Kedua, saat memilih kita mendapat berkat untuk menyampaikan cinta kita, karena apa yang telah kita pilih pasti kita sayangi. Ia tidak dapat direset ulang. Misalnya kita memilih mobil baru warna merah, setelah dibeli kita harus menyayanginya, membersihkannya dan merawatnya. Saya dan istri sering berdebat karena ada satu hal yang kita tidak bisa memilih tetapi bisa menggantinya, yakni nama kita. Itu dipilih oleh orang tua, tetapi kalau agama kita yang memilih, kita boleh tidak suka dengan nama kita misalnya MARIA, kita mau ganti menjadi JENIFFER boleh saja, tetapi bagaimana kita telah memilih Katolik (untuk baptisan dewasa). Bagaimana setelah memilih tentu kita juga memiliki kewajiban untuk menyayanginya, mengikuti tata cara dan aturannya. Demikian konsekuensi setelah memilih. Bisa juga agama ikut suami atau agama ikut istri, tetapi sekali kita memilih kita juga harus menyayanginya.
Ketiga, memilih mendatangkan hasil baik. Apapun yang kita pilih pasti menghasilkan kebaikan buat kita, kecuali memang kita sengaja memilih untuk mendatangkan ketidakbaikan.
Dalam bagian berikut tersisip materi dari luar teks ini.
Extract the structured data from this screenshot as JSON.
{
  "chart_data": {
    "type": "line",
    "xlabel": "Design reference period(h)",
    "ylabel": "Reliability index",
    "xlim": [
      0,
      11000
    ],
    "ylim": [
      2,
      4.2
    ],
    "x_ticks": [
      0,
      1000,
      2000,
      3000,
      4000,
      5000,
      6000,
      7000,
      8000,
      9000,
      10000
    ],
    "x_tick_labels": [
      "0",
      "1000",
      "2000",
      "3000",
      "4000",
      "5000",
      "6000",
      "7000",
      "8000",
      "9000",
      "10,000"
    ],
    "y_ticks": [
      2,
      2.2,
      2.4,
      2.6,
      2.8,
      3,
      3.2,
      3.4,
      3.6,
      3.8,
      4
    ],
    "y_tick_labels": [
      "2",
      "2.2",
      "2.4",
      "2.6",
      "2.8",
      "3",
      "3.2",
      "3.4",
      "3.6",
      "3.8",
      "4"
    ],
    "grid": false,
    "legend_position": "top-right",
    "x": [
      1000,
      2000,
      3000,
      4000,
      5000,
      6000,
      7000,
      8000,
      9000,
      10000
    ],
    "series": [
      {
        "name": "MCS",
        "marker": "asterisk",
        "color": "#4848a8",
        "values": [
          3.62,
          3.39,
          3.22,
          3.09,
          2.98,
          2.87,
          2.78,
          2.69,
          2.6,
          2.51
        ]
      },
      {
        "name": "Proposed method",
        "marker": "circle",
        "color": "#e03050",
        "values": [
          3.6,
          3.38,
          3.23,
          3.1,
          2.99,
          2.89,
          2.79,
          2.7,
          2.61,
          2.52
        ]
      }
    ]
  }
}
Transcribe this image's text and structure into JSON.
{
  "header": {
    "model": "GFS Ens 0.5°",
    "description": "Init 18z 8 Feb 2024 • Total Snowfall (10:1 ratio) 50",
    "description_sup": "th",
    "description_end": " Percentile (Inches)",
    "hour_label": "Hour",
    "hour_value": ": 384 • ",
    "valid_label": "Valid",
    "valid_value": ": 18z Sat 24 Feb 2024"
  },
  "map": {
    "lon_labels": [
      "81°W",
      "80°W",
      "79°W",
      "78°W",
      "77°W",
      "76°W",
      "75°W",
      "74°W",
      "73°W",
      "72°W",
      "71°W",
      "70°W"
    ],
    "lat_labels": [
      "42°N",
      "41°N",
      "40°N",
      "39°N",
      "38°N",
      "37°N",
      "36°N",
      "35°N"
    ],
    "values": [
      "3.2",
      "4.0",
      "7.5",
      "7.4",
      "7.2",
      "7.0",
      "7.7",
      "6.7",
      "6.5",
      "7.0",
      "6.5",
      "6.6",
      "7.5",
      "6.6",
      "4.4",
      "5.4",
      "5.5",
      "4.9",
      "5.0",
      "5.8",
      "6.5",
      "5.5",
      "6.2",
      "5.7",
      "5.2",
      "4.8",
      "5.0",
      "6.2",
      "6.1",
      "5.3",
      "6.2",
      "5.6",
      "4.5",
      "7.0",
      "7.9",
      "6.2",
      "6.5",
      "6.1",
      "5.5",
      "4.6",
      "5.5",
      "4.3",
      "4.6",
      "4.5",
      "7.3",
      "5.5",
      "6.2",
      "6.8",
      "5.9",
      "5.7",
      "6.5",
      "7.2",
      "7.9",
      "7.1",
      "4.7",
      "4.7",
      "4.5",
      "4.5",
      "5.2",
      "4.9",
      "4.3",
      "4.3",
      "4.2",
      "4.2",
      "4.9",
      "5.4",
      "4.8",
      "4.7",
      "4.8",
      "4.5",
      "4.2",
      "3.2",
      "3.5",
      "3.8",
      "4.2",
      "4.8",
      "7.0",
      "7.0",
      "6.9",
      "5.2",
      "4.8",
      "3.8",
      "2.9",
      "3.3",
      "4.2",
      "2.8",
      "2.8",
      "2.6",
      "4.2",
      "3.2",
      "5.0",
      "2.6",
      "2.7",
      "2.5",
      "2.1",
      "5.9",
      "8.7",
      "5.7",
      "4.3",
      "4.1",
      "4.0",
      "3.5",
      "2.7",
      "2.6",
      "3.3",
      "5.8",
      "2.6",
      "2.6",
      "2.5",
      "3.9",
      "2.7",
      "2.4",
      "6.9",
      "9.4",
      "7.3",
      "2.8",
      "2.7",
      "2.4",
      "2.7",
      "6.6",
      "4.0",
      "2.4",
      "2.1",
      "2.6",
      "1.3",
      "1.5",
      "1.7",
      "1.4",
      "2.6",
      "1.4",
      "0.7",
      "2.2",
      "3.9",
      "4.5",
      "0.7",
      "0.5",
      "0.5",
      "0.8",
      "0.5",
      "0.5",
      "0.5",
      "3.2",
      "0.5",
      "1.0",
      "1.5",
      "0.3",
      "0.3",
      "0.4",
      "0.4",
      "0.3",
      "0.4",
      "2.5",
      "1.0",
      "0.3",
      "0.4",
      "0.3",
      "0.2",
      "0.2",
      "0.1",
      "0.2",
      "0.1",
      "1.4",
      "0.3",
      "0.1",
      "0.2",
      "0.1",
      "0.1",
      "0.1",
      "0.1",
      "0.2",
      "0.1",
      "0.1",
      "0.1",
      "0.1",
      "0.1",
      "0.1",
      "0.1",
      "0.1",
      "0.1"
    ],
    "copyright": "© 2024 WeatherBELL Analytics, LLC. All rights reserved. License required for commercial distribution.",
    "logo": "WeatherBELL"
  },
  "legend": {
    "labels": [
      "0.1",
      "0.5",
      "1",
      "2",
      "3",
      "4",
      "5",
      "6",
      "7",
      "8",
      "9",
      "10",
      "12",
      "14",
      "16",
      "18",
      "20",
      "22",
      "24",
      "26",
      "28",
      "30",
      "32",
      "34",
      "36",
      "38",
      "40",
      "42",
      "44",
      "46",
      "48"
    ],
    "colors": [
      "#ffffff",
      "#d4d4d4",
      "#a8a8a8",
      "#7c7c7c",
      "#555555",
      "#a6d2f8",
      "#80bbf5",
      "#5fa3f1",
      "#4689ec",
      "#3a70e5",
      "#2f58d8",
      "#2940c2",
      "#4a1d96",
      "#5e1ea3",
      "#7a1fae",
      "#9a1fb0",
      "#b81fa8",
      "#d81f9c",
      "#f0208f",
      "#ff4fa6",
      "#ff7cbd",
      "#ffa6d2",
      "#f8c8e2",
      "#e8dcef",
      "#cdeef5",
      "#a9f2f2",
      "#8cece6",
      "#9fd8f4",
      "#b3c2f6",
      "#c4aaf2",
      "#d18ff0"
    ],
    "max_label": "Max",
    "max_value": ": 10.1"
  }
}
Kita mendengar bahwa seorang jahat pun tidak akan memberikan ular kalau anaknya minta roti, karena dia sudah memilih pasti menghasilkan hal-hal yang baik, kecuali salah memilih kata sahabat saya. Itu adalah bagian dari kebebasan. Berdiskusi dengan seorang sahabat suster saat memilih menjadi biarawati begitu besar konsekwensi harus diambil termasuk harus meninggalkan pacar. Apalagi harus pasrah menerima tugas, tetapi saat menyadari bahwa pilihannya menghasilkan buah kebaikan di sana sumber suka cita besar sekali. Demikian seorang sahabat saya beliau beragama Budha dan memilih meninggalkan anak istri lalu menjadi pendeta Budha. Semua sahabat menentangnya karena pengorbanan yang begitu besar. Anak, istri dan keluarga harus kehilangan cinta akibat risiko dia memilih menjadi pendeta, tetapi sekian puluh tahun kemudian begitu besar karya beliau dalam penyelematan manusia dan berbuah kebaikan. Akhirnya memang harus diakui banyak cara Tuhan menyajikan Cinta.
Mungkin kita semua sudah melihat Paus Fransiskus memeluk seorang Kusta atau penyakit Lepra. Ada resiko kemungkinan besar dia ketularan, karena kondisi fisik orang tua sangat lemah dan rentan terhadap penyakit, tetapi CINTA yang begitu besar menembus rentan hubungan manusia, sungguh luar biasa.
Demikian kita semua diberi anugerah dan berkat memilih. Pilihlah segala sesuatu yang menghasilkan kebaikan terutama menyajikan CINTA dan pengharapan bagi kehidupan manusia. Memang egoisme akan berperan dalam kehidupan kita saat memilih, tetapi saya percaya sepenuhnya bahwa Cinta bisa mengatasi segala hal yang membelakangi kebaikan dan bisa membalikkannya menjadi kebaikan, kebahagiaan dan indah pada waktunya. Semoga Tuhan memberkati.